Vor allem mit seinen Gruppen-Porträts wird Hals, so formulierte Baumbusch, „die Lichtgestalt der Haarlemer Kunst“. Wegen der kriegerischen Zeiten im 80-jährigen Befreiungskampf der Niederländer gegen die Spanier waren die zu bewaffneten Bürgerwehren umgebildeten Schützengilden hochbedeutsam geworden. Hier versammelte sich die bürgerliche Oberschicht in militärisch geordneter Hierarchie. Die Offiziere ließen sich gern porträtieren, am liebsten bei Versammlungen wie der traditionellen „Schützenmahlzeit“. Also eine reichlich sprudelnde Einnahme-quelle für die Haarlemer Malerzunft. Anhand von Bildvergleichen demonstrierte Claudia Baumbusch eindrucksvoll, welche Dynamik Hals, dem wohl ebenso wie seinen Kollegen von den Auftraggebern strenge Vorgaben gemacht wurden, diesen Gruppenbildern zu verleihen verstand. Der Wunsch eines jeden Mitglieds der Gilden-Versammlung, vorteilhaft platziert zu werden, stellte hohe Anforderungen an die Gestaltungskunst der Maler. Meist zeigen kolossale Breitwandgemälde eine Ansammlung von Personen in unnatürlicher Pose, die Gesichtszüge erstarren in feierlicher Selbstehrfurcht. Frans Hals dagegen gelang es, die repräsentativen Gilden-Runden in bewegte Gesellschaften aufzulösen.
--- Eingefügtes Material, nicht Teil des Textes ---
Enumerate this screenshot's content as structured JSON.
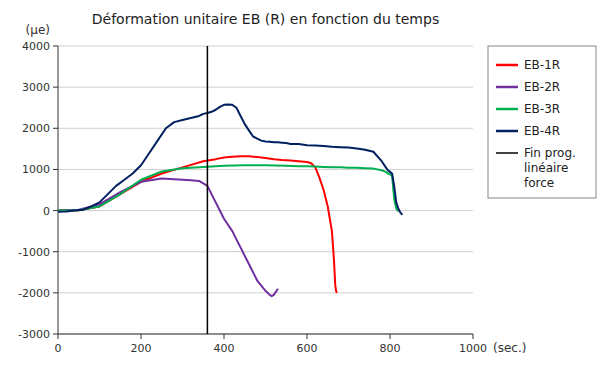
{
  "chart_data": {
    "type": "line",
    "title": "Déformation unitaire EB (R) en fonction du temps",
    "ylabel": "(μe)",
    "xlabel": "(sec.)",
    "xlim": [
      0,
      1000
    ],
    "ylim": [
      -3000,
      4000
    ],
    "xticks": [
      0,
      200,
      400,
      600,
      800,
      1000
    ],
    "yticks": [
      -3000,
      -2000,
      -1000,
      0,
      1000,
      2000,
      3000,
      4000
    ],
    "grid": "y",
    "legend": "right",
    "series": [
      {
        "name": "EB-1R",
        "color": "#ff0000",
        "x": [
          0,
          50,
          100,
          150,
          200,
          250,
          300,
          350,
          380,
          400,
          420,
          440,
          460,
          480,
          500,
          520,
          540,
          560,
          580,
          600,
          610,
          620,
          630,
          640,
          650,
          660,
          665,
          668,
          670,
          672
        ],
        "values": [
          0,
          10,
          100,
          400,
          700,
          900,
          1050,
          1200,
          1250,
          1290,
          1310,
          1320,
          1320,
          1300,
          1280,
          1250,
          1230,
          1220,
          1200,
          1180,
          1150,
          1050,
          800,
          500,
          100,
          -500,
          -1200,
          -1800,
          -1950,
          -2000
        ]
      },
      {
        "name": "EB-2R",
        "color": "#7030a0",
        "x": [
          0,
          50,
          100,
          150,
          200,
          250,
          280,
          300,
          320,
          340,
          360,
          370,
          380,
          390,
          400,
          420,
          440,
          460,
          480,
          500,
          510,
          515,
          520,
          530
        ],
        "values": [
          0,
          20,
          150,
          450,
          700,
          780,
          760,
          750,
          740,
          720,
          600,
          400,
          200,
          0,
          -200,
          -500,
          -900,
          -1300,
          -1700,
          -1950,
          -2050,
          -2080,
          -2050,
          -1900
        ]
      },
      {
        "name": "EB-3R",
        "color": "#00b050",
        "x": [
          0,
          50,
          100,
          150,
          200,
          250,
          300,
          350,
          400,
          450,
          500,
          550,
          580,
          600,
          620,
          640,
          660,
          680,
          700,
          720,
          740,
          760,
          780,
          790,
          795,
          800,
          805,
          810,
          815,
          820
        ],
        "values": [
          0,
          10,
          100,
          400,
          750,
          950,
          1030,
          1060,
          1090,
          1100,
          1100,
          1090,
          1080,
          1080,
          1070,
          1060,
          1050,
          1050,
          1040,
          1040,
          1030,
          1020,
          980,
          940,
          900,
          880,
          850,
          300,
          50,
          -20
        ]
      },
      {
        "name": "EB-4R",
        "color": "#002060",
        "x": [
          0,
          20,
          40,
          60,
          80,
          100,
          120,
          140,
          160,
          180,
          200,
          220,
          240,
          260,
          280,
          300,
          320,
          340,
          350,
          360,
          370,
          380,
          390,
          400,
          410,
          420,
          430,
          440,
          450,
          460,
          470,
          480,
          490,
          500,
          510,
          520,
          530,
          540,
          550,
          560,
          580,
          600,
          620,
          640,
          660,
          680,
          700,
          720,
          740,
          760,
          780,
          790,
          795,
          800,
          805,
          810,
          815,
          820,
          825,
          830
        ],
        "values": [
          -30,
          -20,
          0,
          20,
          100,
          200,
          400,
          600,
          750,
          900,
          1100,
          1400,
          1700,
          2000,
          2150,
          2200,
          2250,
          2300,
          2350,
          2370,
          2400,
          2450,
          2520,
          2570,
          2580,
          2570,
          2500,
          2300,
          2100,
          1950,
          1800,
          1750,
          1700,
          1680,
          1670,
          1660,
          1660,
          1650,
          1640,
          1620,
          1620,
          1590,
          1580,
          1570,
          1550,
          1540,
          1530,
          1510,
          1480,
          1430,
          1200,
          1050,
          980,
          940,
          900,
          600,
          200,
          50,
          -50,
          -100
        ]
      }
    ],
    "vlines": [
      {
        "x": 360,
        "color": "#000000",
        "label": "Fin prog.\nlinéaire\nforce"
      }
    ]
  }
}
Seine Festmahlzeiten sind besinnlich heitere Veranstaltungen, die häufig verwendeten hellen Farbtöne heben noch zusätzlich die Lebendigkeit seiner Schützen-Stücke hervor.

Dennoch ist Hals, der ein hohes Alter erreichte und 1666 an seinem Wirkungsort starb, nur im Umkreis seiner Haarlemer Malerfreunde zu denken, die neben den Schützen-Bildern eine ganze Reihe von Genres neuartig aus der Taufe hoben. Die wichtigsten davon stellte auch Baumbusch vor. So die realistischen Landschaftsmaler Jan van Goyen oder Salomon van Ruysdael, die der holländischen Landschaft „ihr wirkliches Gesicht“ zurückgaben. Oder die „Gartenpartien“ und fröhlichen Bauern-Gesellschaften, eine Spezialität Esaias van de Veldes, sowie die „Frühstücks-Stillleben“ des Pieter Claesz. Pieter Saenredam wurde mit calvinistisch schmucklosen Kircheninterieurs berühmt. Hendrick Vroom und Cornelis Verbeeck bereicherten mit ihrer Marine-Malerei die Gattung des holländischen Seestücks. Nahezu alle „Haarlemer“, und das betonte die Kunsthistorikerin abschließend, lassen aber in ihren Bildern durch mancherlei allegorische Anspielungen die „Vergänglichkeit als Lebensthema“ aufscheinen.